Трудности перевода. Воспоминания (Чуркин) - страница 77

Полезного в этом пребывании в Вашингтоне было ещё больше, чем приятного. В ходе встреч с госсекретарём Уорреном Кристофером и министром иностранных дел Германии Клаусом Кинкилем (с учётом особого влияния немцев на Загреб) удалось заручиться их поддержкой наших усилий привести-таки хорватов за стол переговоров с сербами для заключения такого соглашения о прекращения огня, которое было бы более надёжным, чем предыдущие, и создавало бы большую предсказуемость для дальнейших контактов сторон по фундаментальным проблемам урегулирования.

К этому времени нашла своё решение проблема места проведения переговоров. Было принято наше предложение: «где-нибудь здесь» расшифровывалось как российское посольство в Загребе. (Сербы категорически не хотели встречаться на хорватской территории, а хорваты, соответственно, на сербской.)

Встреча проходила по новой формуле: под российским председательством, но с участием американцев (присутствовал Редман) и переговорного аппарата сопредседателей Конференции по бывшей Югославии (участвовали заместители Столтенберга и Оуэна). С соблюдением повышенных мер безопасности в наше посольство приехали сербские генералы, сверкавшие новизной своей полевой военной формы. Однако тринадцатичасовые переговоры не привели к договорённости. Участвовавшее в них командование миротворческой миссии ООН в Хорватии пришло к выводу о необходимости дополнительной проработки технических параметров соглашения, в том числе рубежей, на которые должны будут отводиться войска и вооружения сторон.

Договорились вновь собраться через неделю, в том же месте. На второй раунд переговоров миротворцы привезли 35 детальных карт трёхсоткилометровой линии разграничения. (Эта работа чуть было не стоила некоторым из них жизни. Один из вертолётов, осуществлявших рекогносцировку, обстреляли. Пуля прошла в нескольких сантиметрах от бензобака.) Семнадцатичасовые переговоры завершились подписанием документа около 5 часов утра 26 марта: воинские подразделения сторон отводились на километр от линии конфронтации, а тяжёлое вооружение — на 10-20 километров.

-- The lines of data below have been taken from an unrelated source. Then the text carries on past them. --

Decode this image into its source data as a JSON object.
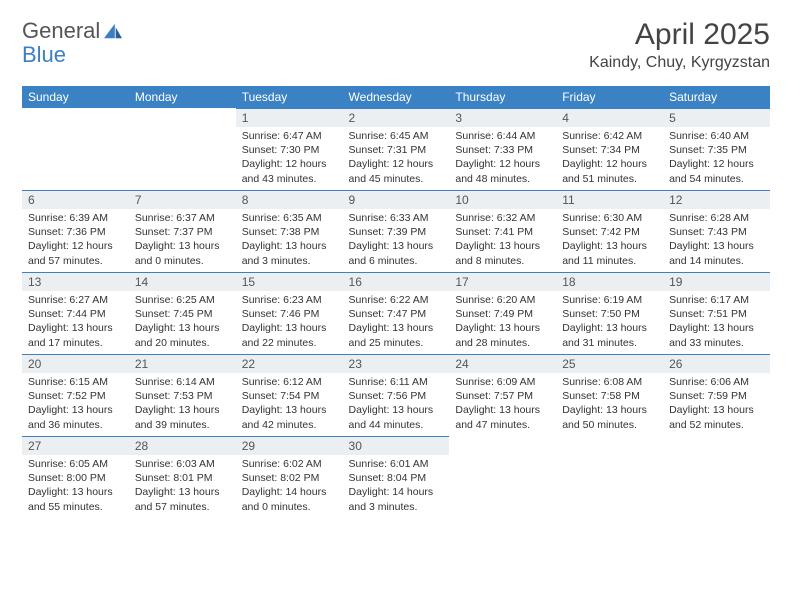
{
  "logo": {
    "part1": "General",
    "part2": "Blue"
  },
  "title": "April 2025",
  "location": "Kaindy, Chuy, Kyrgyzstan",
  "colors": {
    "header_bg": "#3b82c4",
    "daynum_bg": "#eceff1",
    "logo_blue": "#3b7fc4",
    "logo_grey": "#555555",
    "text": "#333333"
  },
  "weekdays": [
    "Sunday",
    "Monday",
    "Tuesday",
    "Wednesday",
    "Thursday",
    "Friday",
    "Saturday"
  ],
  "weeks": [
    [
      null,
      null,
      {
        "n": "1",
        "sr": "Sunrise: 6:47 AM",
        "ss": "Sunset: 7:30 PM",
        "dl": "Daylight: 12 hours and 43 minutes."
      },
      {
        "n": "2",
        "sr": "Sunrise: 6:45 AM",
        "ss": "Sunset: 7:31 PM",
        "dl": "Daylight: 12 hours and 45 minutes."
      },
      {
        "n": "3",
        "sr": "Sunrise: 6:44 AM",
        "ss": "Sunset: 7:33 PM",
        "dl": "Daylight: 12 hours and 48 minutes."
      },
      {
        "n": "4",
        "sr": "Sunrise: 6:42 AM",
        "ss": "Sunset: 7:34 PM",
        "dl": "Daylight: 12 hours and 51 minutes."
      },
      {
        "n": "5",
        "sr": "Sunrise: 6:40 AM",
        "ss": "Sunset: 7:35 PM",
        "dl": "Daylight: 12 hours and 54 minutes."
      }
    ],
    [
      {
        "n": "6",
        "sr": "Sunrise: 6:39 AM",
        "ss": "Sunset: 7:36 PM",
        "dl": "Daylight: 12 hours and 57 minutes."
      },
      {
        "n": "7",
        "sr": "Sunrise: 6:37 AM",
        "ss": "Sunset: 7:37 PM",
        "dl": "Daylight: 13 hours and 0 minutes."
      },
      {
        "n": "8",
        "sr": "Sunrise: 6:35 AM",
        "ss": "Sunset: 7:38 PM",
        "dl": "Daylight: 13 hours and 3 minutes."
      },
      {
        "n": "9",
        "sr": "Sunrise: 6:33 AM",
        "ss": "Sunset: 7:39 PM",
        "dl": "Daylight: 13 hours and 6 minutes."
      },
      {
        "n": "10",
        "sr": "Sunrise: 6:32 AM",
        "ss": "Sunset: 7:41 PM",
        "dl": "Daylight: 13 hours and 8 minutes."
      },
      {
        "n": "11",
        "sr": "Sunrise: 6:30 AM",
        "ss": "Sunset: 7:42 PM",
        "dl": "Daylight: 13 hours and 11 minutes."
      },
      {
        "n": "12",
        "sr": "Sunrise: 6:28 AM",
        "ss": "Sunset: 7:43 PM",
        "dl": "Daylight: 13 hours and 14 minutes."
      }
    ],
    [
      {
        "n": "13",
        "sr": "Sunrise: 6:27 AM",
        "ss": "Sunset: 7:44 PM",
        "dl": "Daylight: 13 hours and 17 minutes."
      },
      {
        "n": "14",
        "sr": "Sunrise: 6:25 AM",
        "ss": "Sunset: 7:45 PM",
        "dl": "Daylight: 13 hours and 20 minutes."
      },
      {
        "n": "15",
        "sr": "Sunrise: 6:23 AM",
        "ss": "Sunset: 7:46 PM",
        "dl": "Daylight: 13 hours and 22 minutes."
      },
      {
        "n": "16",
        "sr": "Sunrise: 6:22 AM",
        "ss": "Sunset: 7:47 PM",
        "dl": "Daylight: 13 hours and 25 minutes."
      },
      {
        "n": "17",
        "sr": "Sunrise: 6:20 AM",
        "ss": "Sunset: 7:49 PM",
        "dl": "Daylight: 13 hours and 28 minutes."
      },
      {
        "n": "18",
        "sr": "Sunrise: 6:19 AM",
        "ss": "Sunset: 7:50 PM",
        "dl": "Daylight: 13 hours and 31 minutes."
      },
      {
        "n": "19",
        "sr": "Sunrise: 6:17 AM",
        "ss": "Sunset: 7:51 PM",
        "dl": "Daylight: 13 hours and 33 minutes."
      }
    ],
    [
      {
        "n": "20",
        "sr": "Sunrise: 6:15 AM",
        "ss": "Sunset: 7:52 PM",
        "dl": "Daylight: 13 hours and 36 minutes."
      },
      {
        "n": "21",
        "sr": "Sunrise: 6:14 AM",
        "ss": "Sunset: 7:53 PM",
        "dl": "Daylight: 13 hours and 39 minutes."
      },
      {
        "n": "22",
        "sr": "Sunrise: 6:12 AM",
        "ss": "Sunset: 7:54 PM",
        "dl": "Daylight: 13 hours and 42 minutes."
      },
      {
        "n": "23",
        "sr": "Sunrise: 6:11 AM",
        "ss": "Sunset: 7:56 PM",
        "dl": "Daylight: 13 hours and 44 minutes."
      },
      {
        "n": "24",
        "sr": "Sunrise: 6:09 AM",
        "ss": "Sunset: 7:57 PM",
        "dl": "Daylight: 13 hours and 47 minutes."
      },
      {
        "n": "25",
        "sr": "Sunrise: 6:08 AM",
        "ss": "Sunset: 7:58 PM",
        "dl": "Daylight: 13 hours and 50 minutes."
      },
      {
        "n": "26",
        "sr": "Sunrise: 6:06 AM",
        "ss": "Sunset: 7:59 PM",
        "dl": "Daylight: 13 hours and 52 minutes."
      }
    ],
    [
      {
        "n": "27",
        "sr": "Sunrise: 6:05 AM",
        "ss": "Sunset: 8:00 PM",
        "dl": "Daylight: 13 hours and 55 minutes."
      },
      {
        "n": "28",
        "sr": "Sunrise: 6:03 AM",
        "ss": "Sunset: 8:01 PM",
        "dl": "Daylight: 13 hours and 57 minutes."
      },
      {
        "n": "29",
        "sr": "Sunrise: 6:02 AM",
        "ss": "Sunset: 8:02 PM",
        "dl": "Daylight: 14 hours and 0 minutes."
      },
      {
        "n": "30",
        "sr": "Sunrise: 6:01 AM",
        "ss": "Sunset: 8:04 PM",
        "dl": "Daylight: 14 hours and 3 minutes."
      },
      null,
      null,
      null
    ]
  ]
}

Загребские договорённости воспринимались и у нас в стране, и в мире как новый важный успех российской дипломатии после сараевского «прорыва». Расширялся фронт нашего «мирного наступления». Вырисовывалась новая конфигурация миротворческих усилий в бывшей Югославии, где мы завоевали себе лидирующее место. На эту тему я позволил себе порассуждать в одном из интервью российской прессе: «Мне кажется, что одной из главных причин такого затянувшегося конфликта было то, что первоначально формат Координационного комитета, созданного Лондонской конференцией, оказался недостаточно убедительным для сторон. По той причине, что ни Россия, ни США не были достаточно энергично задействованы в этом формате. ООН и ЕС не имели всё-таки достаточного политического веса. Вообще при всём уважении к ЕС, один из выводов состоит в том, что серьёзный кризис, даже если он чисто европейский, ЕС самостоятельно решить не может. Понадобилось подключение тяжёлой артиллерии в лице России и США. Но нельзя ни в коем случае превращать все усилия в чисто российско-американскую операцию. Всё должно делаться в союзе с ЕС. И вот сейчас мы подошли к наиболее удачному варианту. В Загребе и возник реально новый формат — Россия, США и Международная конференция по бывшей Югославии, ЕС и ООН, — который, наверное, является на данном этапе максимально эффективным. Хотя и не гарантирующим быстрый успех» («Сегодня», 1 апреля 1994 года).